Even though analytics is not inherently a solution to the challenges of disruption, there are proven ways to ensure success with analytics that should be a part of any plan to respond to disruption.

  • Develop a Forward-Looking Analytics Strategy: It is a very difficult for most businesses to imagine a new way of doing things. However, that is precisely the response that disruption demands. As Martin and Golsby-Smith wrote, it is necessary to break free of the “status quo trap;” the belief that things will only be as they are. Analytics offers the potential to make decisions in new ways, but it is grounded in that it is based on historical evidence. Change is not merely doing old things better. If new insights are to be distilled from the data, then an analytics strategy should be constructed and executed in a way that will enable success. This means prioritizing prototyping, collecting or acquiring new data sources, and reorganizing people and processes to meet these challenges.
  • Emphasize Quick Wins: Nothing breeds excitement as easily as success. While it may be tempting to address disruption with an analytics “moonshot,” a recent McKinsey study revealed that smaller initiatives are “often easier and quicker to execute: their small size involves fewer layers of approval and less coordination.” They split initiatives by size, or project value, into boulders (> 5% pipeline) pebbles (0.5%-5%), and sand (<0.5%).  The authors found the recurring impact of the pebbles and sand initiatives accounted for 50% of the realized value on average (see Figure 2). Getting early wins, and celebrating them will breed excitement and drive change.
    Figure 2. Recurring impact of a project based on size (% of total value)
  • Foster a Culture of Open Communication and Problem Solving: Doing new things will inevitably lead to more frequent mistakes or missteps. If you are the established leader of your market, then your processes and structures are likely optimized for your current solutions. It can be difficult to migrate from a culture of efficiency to one of agility. However, our most successful clients have fostered cultures of open communication that are focused on problem solving (not problem shaming). We speak from our own experience, as well. At Elder Research, many of the initial or intermediate hypotheses that we try when helping our clients do not pan out, but those failed first forays are necessary to refine and shape our valuable final deliverables.

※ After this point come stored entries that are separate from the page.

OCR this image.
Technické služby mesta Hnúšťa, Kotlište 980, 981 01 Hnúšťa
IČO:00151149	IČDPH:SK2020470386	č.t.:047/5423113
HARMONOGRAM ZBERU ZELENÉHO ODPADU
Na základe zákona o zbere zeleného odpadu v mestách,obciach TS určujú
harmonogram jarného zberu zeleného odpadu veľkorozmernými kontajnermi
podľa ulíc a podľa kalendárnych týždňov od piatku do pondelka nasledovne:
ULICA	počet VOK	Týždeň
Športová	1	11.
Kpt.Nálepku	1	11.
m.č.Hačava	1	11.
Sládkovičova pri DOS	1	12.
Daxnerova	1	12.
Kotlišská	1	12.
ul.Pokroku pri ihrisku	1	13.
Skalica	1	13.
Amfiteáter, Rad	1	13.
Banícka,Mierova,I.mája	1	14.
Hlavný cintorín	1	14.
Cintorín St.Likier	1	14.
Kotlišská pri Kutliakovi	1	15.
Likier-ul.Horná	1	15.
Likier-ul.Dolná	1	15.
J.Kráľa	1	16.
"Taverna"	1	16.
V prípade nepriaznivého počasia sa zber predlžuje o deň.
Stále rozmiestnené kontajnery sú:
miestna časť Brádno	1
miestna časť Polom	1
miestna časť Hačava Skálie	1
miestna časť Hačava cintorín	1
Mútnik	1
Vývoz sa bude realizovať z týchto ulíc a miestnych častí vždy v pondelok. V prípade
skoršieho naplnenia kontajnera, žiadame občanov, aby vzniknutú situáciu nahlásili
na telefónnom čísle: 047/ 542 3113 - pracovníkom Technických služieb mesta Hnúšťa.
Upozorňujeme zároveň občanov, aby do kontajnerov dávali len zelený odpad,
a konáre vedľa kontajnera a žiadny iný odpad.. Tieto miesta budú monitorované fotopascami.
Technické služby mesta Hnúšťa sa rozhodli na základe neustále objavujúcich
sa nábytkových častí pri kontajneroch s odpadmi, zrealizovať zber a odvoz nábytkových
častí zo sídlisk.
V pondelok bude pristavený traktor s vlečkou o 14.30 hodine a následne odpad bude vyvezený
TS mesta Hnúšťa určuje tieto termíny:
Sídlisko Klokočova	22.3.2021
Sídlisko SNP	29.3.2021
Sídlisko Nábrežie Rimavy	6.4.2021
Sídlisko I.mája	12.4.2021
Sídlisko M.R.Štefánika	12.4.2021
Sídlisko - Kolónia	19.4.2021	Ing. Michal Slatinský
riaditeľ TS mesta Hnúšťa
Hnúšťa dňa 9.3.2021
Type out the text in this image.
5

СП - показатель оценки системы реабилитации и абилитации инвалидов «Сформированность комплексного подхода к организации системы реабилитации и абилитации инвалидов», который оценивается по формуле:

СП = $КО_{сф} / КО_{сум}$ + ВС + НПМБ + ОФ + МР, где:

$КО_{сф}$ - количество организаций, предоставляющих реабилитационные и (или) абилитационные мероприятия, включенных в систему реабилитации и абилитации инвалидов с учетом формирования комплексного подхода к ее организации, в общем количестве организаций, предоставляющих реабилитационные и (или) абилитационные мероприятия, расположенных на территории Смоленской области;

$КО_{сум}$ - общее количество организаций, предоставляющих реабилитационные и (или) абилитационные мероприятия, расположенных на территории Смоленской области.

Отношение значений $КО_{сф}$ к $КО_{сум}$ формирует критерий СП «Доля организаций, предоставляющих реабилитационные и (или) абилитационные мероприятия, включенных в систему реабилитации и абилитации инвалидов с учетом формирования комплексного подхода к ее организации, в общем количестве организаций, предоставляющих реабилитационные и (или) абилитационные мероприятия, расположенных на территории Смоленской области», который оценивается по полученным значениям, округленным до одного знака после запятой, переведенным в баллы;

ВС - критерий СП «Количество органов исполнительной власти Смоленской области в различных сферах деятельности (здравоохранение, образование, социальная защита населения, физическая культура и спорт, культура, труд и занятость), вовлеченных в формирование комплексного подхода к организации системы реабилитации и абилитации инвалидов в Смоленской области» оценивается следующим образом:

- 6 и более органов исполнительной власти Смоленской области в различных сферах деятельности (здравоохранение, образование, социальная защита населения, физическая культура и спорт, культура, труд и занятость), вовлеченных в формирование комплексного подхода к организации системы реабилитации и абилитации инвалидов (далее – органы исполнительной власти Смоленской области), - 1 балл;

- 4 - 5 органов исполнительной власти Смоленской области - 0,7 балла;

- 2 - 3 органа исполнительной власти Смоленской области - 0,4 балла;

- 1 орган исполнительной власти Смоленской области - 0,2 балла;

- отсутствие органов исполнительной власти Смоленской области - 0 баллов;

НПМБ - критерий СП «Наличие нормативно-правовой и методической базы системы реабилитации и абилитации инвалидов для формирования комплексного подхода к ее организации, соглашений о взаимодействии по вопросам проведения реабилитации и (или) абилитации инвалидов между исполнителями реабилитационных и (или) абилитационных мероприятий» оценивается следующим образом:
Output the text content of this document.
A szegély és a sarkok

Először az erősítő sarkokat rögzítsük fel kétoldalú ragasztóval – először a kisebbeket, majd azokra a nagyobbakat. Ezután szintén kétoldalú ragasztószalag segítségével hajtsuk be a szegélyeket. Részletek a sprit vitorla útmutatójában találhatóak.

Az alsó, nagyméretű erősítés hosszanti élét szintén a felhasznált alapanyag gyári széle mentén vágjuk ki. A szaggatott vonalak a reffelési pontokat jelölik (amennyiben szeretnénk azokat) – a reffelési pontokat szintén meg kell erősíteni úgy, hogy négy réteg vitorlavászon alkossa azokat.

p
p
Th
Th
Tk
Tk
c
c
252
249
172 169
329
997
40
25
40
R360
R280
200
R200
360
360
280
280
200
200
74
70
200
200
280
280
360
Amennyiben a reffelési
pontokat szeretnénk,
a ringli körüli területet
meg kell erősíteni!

For example, our ongoing engagement with a major hospital system continues to move from success to success, thanks to the openness and respect that pervades the organization from top-to-bottom. Frontline staff are comfortable expressing their opinions to their leaders, and do so with thoughtfulness and courtesy. Similarly, management clearly articulates their decision making, which engenders confidence.


How did our client respond to their disruptors? They began by building a robust data collection pipeline and infrastructure for data storage. Data governance and standardization were given early emphasis, since the analytical models rely on high-quality data. Lastly, they identified important products in their portfolio that could benefit from predictive modeling, and began developing and deploying models into production. As an agile strategy, this is a continuously evolving process, and modifications are under consideration. As results are starting to come in, they are quickly learning and growing as they disrupt themselves.

When facing the new challenges posed by a disruptive competitor, it is sensible to turn to analytics to find a new way of doing business. However, analytics on its own is not a solution to the problems posed by disruption. In fact, many of the challenges that make responding to disruption difficult are the same ones that derail analytics projects and prevent them from fully maturing! Yet, established players can make good use of analytics as part of a strategic response to disruption. They must develop a forward-looking analytics strategy, emphasize quick wins to build momentum and stakeholder support, and foster a culture of open communication and problem solving.  Then, established leaders can get the data-driven insights they need to stem the whelming tides of disruption in their field.